8. Data conversion. Occasionally numeric data have to be converted to a new format before they are displayed on RPV, eg Hb is shown in g/L whereas this is stored in g/dL in some EPRs. Conversion should be done before transmission to RPV.
9. Addition of new data items. The RPV data set will be expanded. These additions will be published at least 4 months before implementation. Developers should make it easy to add new data items. New data items were added March 2009. These are shown in the XML schema.

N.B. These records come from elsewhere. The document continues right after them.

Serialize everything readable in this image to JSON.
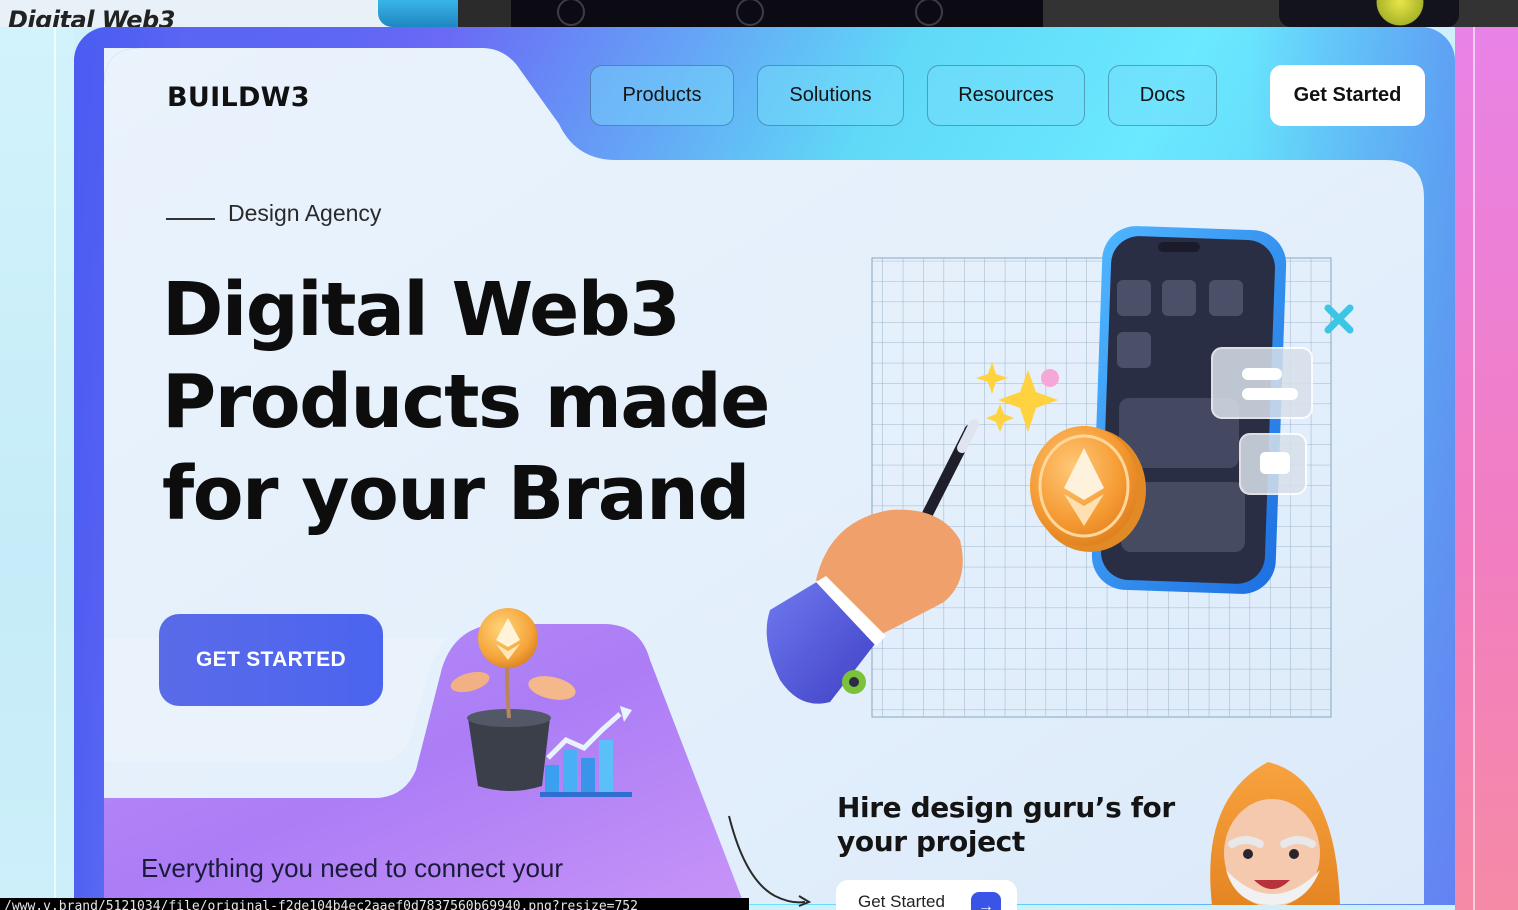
{
  "top_strip": {
    "left_thumb_text": "Digital Web3"
  },
  "header": {
    "logo": "BUILDW3",
    "nav": [
      "Products",
      "Solutions",
      "Resources",
      "Docs"
    ],
    "cta": "Get Started"
  },
  "hero": {
    "eyebrow": "Design Agency",
    "title_line1_pre": "Digital",
    "title_line1_highlight": "Web3",
    "title_line2": "Products made",
    "title_line3": "for your Brand",
    "cta": "GET STARTED"
  },
  "feature_card": {
    "text": "Everything you need to connect your"
  },
  "hire_card": {
    "title": "Hire design guru’s for your project",
    "button": "Get Started",
    "button_icon": "arrow-right-icon"
  },
  "status_bar": {
    "url": "/www.v.brand/5121034/file/original-f2de104b4ec2aaef0d7837560b69940.png?resize=752"
  },
  "colors": {
    "accent_blue": "#4b64ef",
    "frame_cyan": "#6ae9ff",
    "highlight_green": "#aaf564",
    "panel_light": "#e6f1fb"
  }
}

9a. Configuration of additional data items. (March 2009). An interface should be provided for local unit RPV admins to configure the sending of additional time-related tests. Typically these will be data items that are recorded less commonly, and less universally that the items in the standard dataset. They are also likely to be items that may be recorded in many different formats and units. Examples could include microbiology results, viral DNA titres, etc. It may be possible to use the same mechanism to send items that are not in time-related fields. [Note: the XML for this new element is not yet defined]
10. Encryption and ftp transfer. Data must be encrypted before transfer to the RPV server. PGP encryption (or its unix equivalent GPG) is used. The RPV public key is available from (xxxx). Data should be sent by sFTP to [IP number]. [Note: some unmodified early adopter centres are still sending encrypted files by FTP]
Software developers can write their own routines for these tasks or they can re-use existing software (further information available).
11. Permissions. It is the responsibility of renal units to seek permission from their Caldicott Guardian to send these data to RPV. including opening a data port to enable FTP. Documentation and justification to support this is available from email@example.com.
12. Guidance. A guide for local RPV admins to the RPV server end is available online. Those configuring the interface of local EPR systems to RPV should provide written information at a similar level to explain how to undertake the aspects of the tasks described above in the local EPR system, and how to carry out any simple troubleshooting that may be required. Note that it is not expected that such staff members will be IT professionals.